As Derek Collins, dean of the university’s Faculty of Arts, reminds us: “One doesn’t have to be a historian to know that America wouldn’t exist today were it not for its immigrants, were it not for its slaves and were it not for its slow, and at times painfully difficult efforts to recognise first the human, then the civil rights of its citizens […] this is part of the American story that is still being told, even now, and unsettling the narrative that many of us think we already know about America.”
Displayed is a lithograph of some of the 22 black American men who sat in the United States Congress between 1870 and 1901; of them, at least 12 were born slaves. A chromolithograph print of black soldiers at Camp William Penn remind us that 180,000 black Americans served as Union soldiers during the civil war. And consider Phillis Wheatley, born around 1753 in West Africa, then sold into slavery. Purchased by a liberal Boston merchant, Wheatley was educated in Greek and Latin. On display here is a 1773 edition of her book of poetry, published in London, which was, at the time, only the third book of poetry published by an American woman.
Self-advancement saw the founding of the National Association for the Advancement of Coloured People (NAACP) in 1909. Its mission is “to ensure the political, educational, social and economic equality of rights of all persons and to eliminate racial hatred and racial discrimination”. A panoramic group photograph of the NAACP’s 29th annual conference, in 1938, depicts a humanist organisation that bravely, in a time when segregation was mandated by law, mixed men and women of all ages and races. The group’s current membership numbers 500,000.
The exhibition’s selection of contemporary art is, sadly, too conservative and adds little political or social commentary to complement the historical displays.
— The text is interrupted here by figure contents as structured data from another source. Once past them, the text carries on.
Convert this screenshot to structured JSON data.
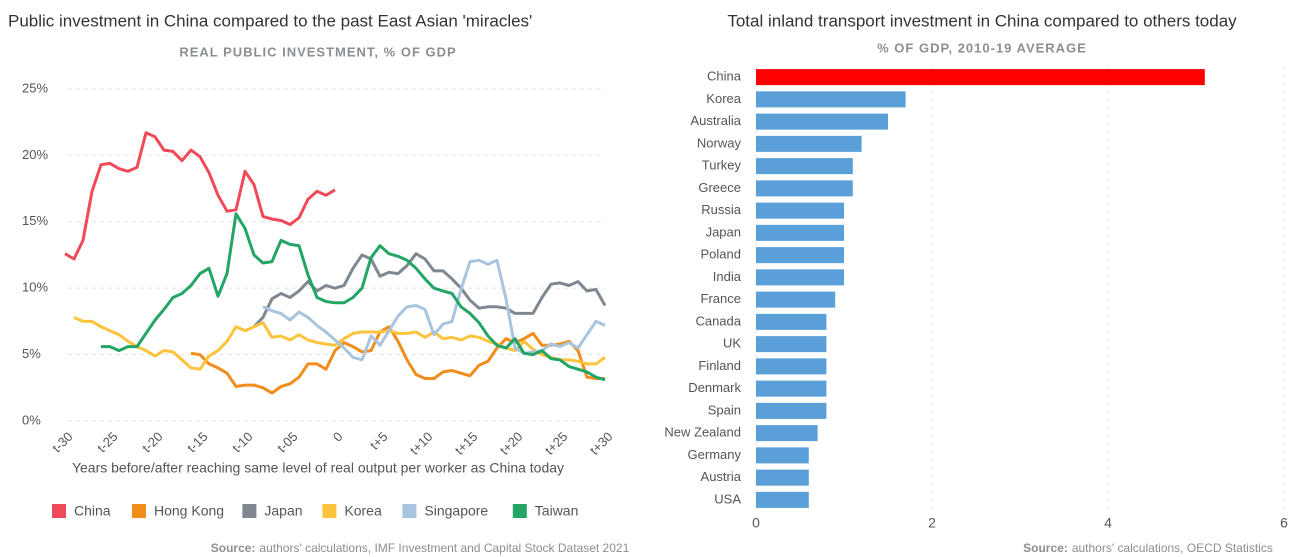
{
  "chart_data": [
    {
      "type": "line",
      "title": "Public investment in China compared to the past East Asian 'miracles'",
      "subtitle": "REAL PUBLIC INVESTMENT, % OF GDP",
      "x_label": "Years before/after reaching same level of real output per worker as China today",
      "source_label": "Source:",
      "source": "authors' calculations, IMF Investment and Capital Stock Dataset 2021",
      "grid": true,
      "legend": "bottom",
      "xlim": [
        -30,
        30
      ],
      "ylim": [
        0,
        25
      ],
      "xticks": [
        {
          "value": -30,
          "label": "t-30"
        },
        {
          "value": -25,
          "label": "t-25"
        },
        {
          "value": -20,
          "label": "t-20"
        },
        {
          "value": -15,
          "label": "t-15"
        },
        {
          "value": -10,
          "label": "t-10"
        },
        {
          "value": -5,
          "label": "t-05"
        },
        0,
        {
          "value": 5,
          "label": "t+5"
        },
        {
          "value": 10,
          "label": "t+10"
        },
        {
          "value": 15,
          "label": "t+15"
        },
        {
          "value": 20,
          "label": "t+20"
        },
        {
          "value": 25,
          "label": "t+25"
        },
        {
          "value": 30,
          "label": "t+30"
        }
      ],
      "yticks": [
        {
          "value": 0,
          "label": "0%"
        },
        {
          "value": 5,
          "label": "5%"
        },
        {
          "value": 10,
          "label": "10%"
        },
        {
          "value": 15,
          "label": "15%"
        },
        {
          "value": 20,
          "label": "20%"
        },
        {
          "value": 25,
          "label": "25%"
        }
      ],
      "x": [
        -30,
        -29,
        -28,
        -27,
        -26,
        -25,
        -24,
        -23,
        -22,
        -21,
        -20,
        -19,
        -18,
        -17,
        -16,
        -15,
        -14,
        -13,
        -12,
        -11,
        -10,
        -9,
        -8,
        -7,
        -6,
        -5,
        -4,
        -3,
        -2,
        -1,
        0,
        1,
        2,
        3,
        4,
        5,
        6,
        7,
        8,
        9,
        10,
        11,
        12,
        13,
        14,
        15,
        16,
        17,
        18,
        19,
        20,
        21,
        22,
        23,
        24,
        25,
        26,
        27,
        28,
        29,
        30
      ],
      "series": [
        {
          "name": "China",
          "color": "#f04a5a",
          "values": [
            12.6,
            12.2,
            13.6,
            17.3,
            19.3,
            19.4,
            19.0,
            18.8,
            19.1,
            21.7,
            21.4,
            20.4,
            20.3,
            19.6,
            20.4,
            19.9,
            18.7,
            17.0,
            15.8,
            15.9,
            18.8,
            17.8,
            15.4,
            15.2,
            15.1,
            14.8,
            15.3,
            16.7,
            17.3,
            17.0,
            17.4,
            null,
            null,
            null,
            null,
            null,
            null,
            null,
            null,
            null,
            null,
            null,
            null,
            null,
            null,
            null,
            null,
            null,
            null,
            null,
            null,
            null,
            null,
            null,
            null,
            null,
            null,
            null,
            null,
            null,
            null
          ]
        },
        {
          "name": "Hong Kong",
          "color": "#f28c1b",
          "values": [
            null,
            null,
            null,
            null,
            null,
            null,
            null,
            null,
            null,
            null,
            null,
            null,
            null,
            null,
            5.1,
            5.0,
            4.3,
            4.0,
            3.6,
            2.6,
            2.7,
            2.7,
            2.5,
            2.1,
            2.6,
            2.8,
            3.3,
            4.3,
            4.3,
            3.9,
            5.3,
            5.9,
            5.6,
            5.2,
            5.3,
            6.7,
            7.1,
            6.0,
            4.6,
            3.5,
            3.2,
            3.2,
            3.7,
            3.8,
            3.6,
            3.4,
            4.2,
            4.5,
            5.5,
            6.2,
            5.9,
            6.2,
            6.6,
            5.7,
            5.7,
            5.8,
            6.0,
            5.3,
            3.3,
            3.2,
            3.2
          ]
        },
        {
          "name": "Japan",
          "color": "#7f8790",
          "values": [
            null,
            null,
            null,
            null,
            null,
            null,
            null,
            null,
            null,
            null,
            null,
            null,
            null,
            null,
            null,
            null,
            null,
            null,
            null,
            null,
            null,
            7.1,
            7.8,
            9.2,
            9.6,
            9.3,
            9.8,
            10.5,
            9.8,
            10.2,
            10.0,
            10.2,
            11.5,
            12.5,
            12.2,
            10.9,
            11.2,
            11.1,
            11.7,
            12.6,
            12.2,
            11.3,
            11.3,
            10.7,
            10.0,
            9.1,
            8.5,
            8.6,
            8.6,
            8.5,
            8.1,
            8.1,
            8.1,
            9.3,
            10.3,
            10.4,
            10.2,
            10.5,
            9.8,
            9.9,
            8.7
          ]
        },
        {
          "name": "Korea",
          "color": "#fcc43d",
          "values": [
            null,
            7.8,
            7.5,
            7.5,
            7.1,
            6.8,
            6.5,
            6.0,
            5.6,
            5.3,
            4.9,
            5.3,
            5.2,
            4.6,
            4.0,
            3.9,
            4.9,
            5.3,
            6.0,
            7.1,
            6.8,
            7.1,
            7.4,
            6.3,
            6.4,
            6.1,
            6.5,
            6.1,
            5.9,
            5.8,
            5.7,
            6.2,
            6.6,
            6.7,
            6.7,
            6.7,
            6.8,
            6.6,
            6.6,
            6.7,
            6.3,
            6.7,
            6.2,
            6.3,
            6.1,
            6.4,
            6.3,
            6.0,
            5.8,
            5.5,
            5.3,
            6.0,
            5.4,
            5.0,
            4.8,
            4.6,
            4.6,
            4.5,
            4.3,
            4.3,
            4.8
          ]
        },
        {
          "name": "Singapore",
          "color": "#a9c4de",
          "values": [
            null,
            null,
            null,
            null,
            null,
            null,
            null,
            null,
            null,
            null,
            null,
            null,
            null,
            null,
            null,
            null,
            null,
            null,
            null,
            null,
            null,
            null,
            8.6,
            8.3,
            8.1,
            7.6,
            8.2,
            7.8,
            7.2,
            6.7,
            6.1,
            5.5,
            4.8,
            4.6,
            6.4,
            5.7,
            6.8,
            7.9,
            8.6,
            8.7,
            8.4,
            6.5,
            7.3,
            7.5,
            9.9,
            12.0,
            12.1,
            11.8,
            12.1,
            9.2,
            5.5,
            5.1,
            5.2,
            5.3,
            5.8,
            5.6,
            5.9,
            5.5,
            6.5,
            7.5,
            7.2
          ]
        },
        {
          "name": "Taiwan",
          "color": "#23a565",
          "values": [
            null,
            null,
            null,
            null,
            5.6,
            5.6,
            5.3,
            5.6,
            5.6,
            6.6,
            7.6,
            8.4,
            9.3,
            9.6,
            10.2,
            11.1,
            11.5,
            9.4,
            11.1,
            15.6,
            14.5,
            12.5,
            11.9,
            12.0,
            13.6,
            13.3,
            13.2,
            11.0,
            9.3,
            9.0,
            8.9,
            8.9,
            9.3,
            10.0,
            12.3,
            13.2,
            12.6,
            12.4,
            12.1,
            11.5,
            10.7,
            10.0,
            9.8,
            9.6,
            8.6,
            8.1,
            7.4,
            6.4,
            5.7,
            5.5,
            6.2,
            5.1,
            5.0,
            5.3,
            4.7,
            4.6,
            4.1,
            3.9,
            3.7,
            3.3,
            3.1
          ]
        }
      ]
    },
    {
      "type": "hbar",
      "title": "Total inland transport investment in China compared to others today",
      "subtitle": "% OF GDP, 2010-19 AVERAGE",
      "source_label": "Source:",
      "source": "authors' calculations, OECD Statistics",
      "grid": true,
      "xlim": [
        0,
        6
      ],
      "xticks": [
        0,
        2,
        4,
        6
      ],
      "categories": [
        "China",
        "Korea",
        "Australia",
        "Norway",
        "Turkey",
        "Greece",
        "Russia",
        "Japan",
        "Poland",
        "India",
        "France",
        "Canada",
        "UK",
        "Finland",
        "Denmark",
        "Spain",
        "New Zealand",
        "Germany",
        "Austria",
        "USA"
      ],
      "values": [
        5.1,
        1.7,
        1.5,
        1.2,
        1.1,
        1.1,
        1.0,
        1.0,
        1.0,
        1.0,
        0.9,
        0.8,
        0.8,
        0.8,
        0.8,
        0.8,
        0.7,
        0.6,
        0.6,
        0.6
      ],
      "colors": [
        "#ff0000",
        "#5a9fd8",
        "#5a9fd8",
        "#5a9fd8",
        "#5a9fd8",
        "#5a9fd8",
        "#5a9fd8",
        "#5a9fd8",
        "#5a9fd8",
        "#5a9fd8",
        "#5a9fd8",
        "#5a9fd8",
        "#5a9fd8",
        "#5a9fd8",
        "#5a9fd8",
        "#5a9fd8",
        "#5a9fd8",
        "#5a9fd8",
        "#5a9fd8",
        "#5a9fd8"
      ]
    }
  ]
}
However, Ava Cosey’s painting Ancestor’s Torch(2011) audaciously asserts that black Americans were responsible for a wide range of inventions and innovations. It’s an eclectic and debatable list that reflects the worldwide “American experience”, and includes such popular items as potato chips, the ironing board, the pencil sharpener, the ice-cream scoop – and even the guitar.
“Rising Above: the Kinsey African American Art and History Collection” is at University Museum and Art Gallery, the University of Hong Kong, 90 Bonham Road, Pok Fu Lam, until February 26.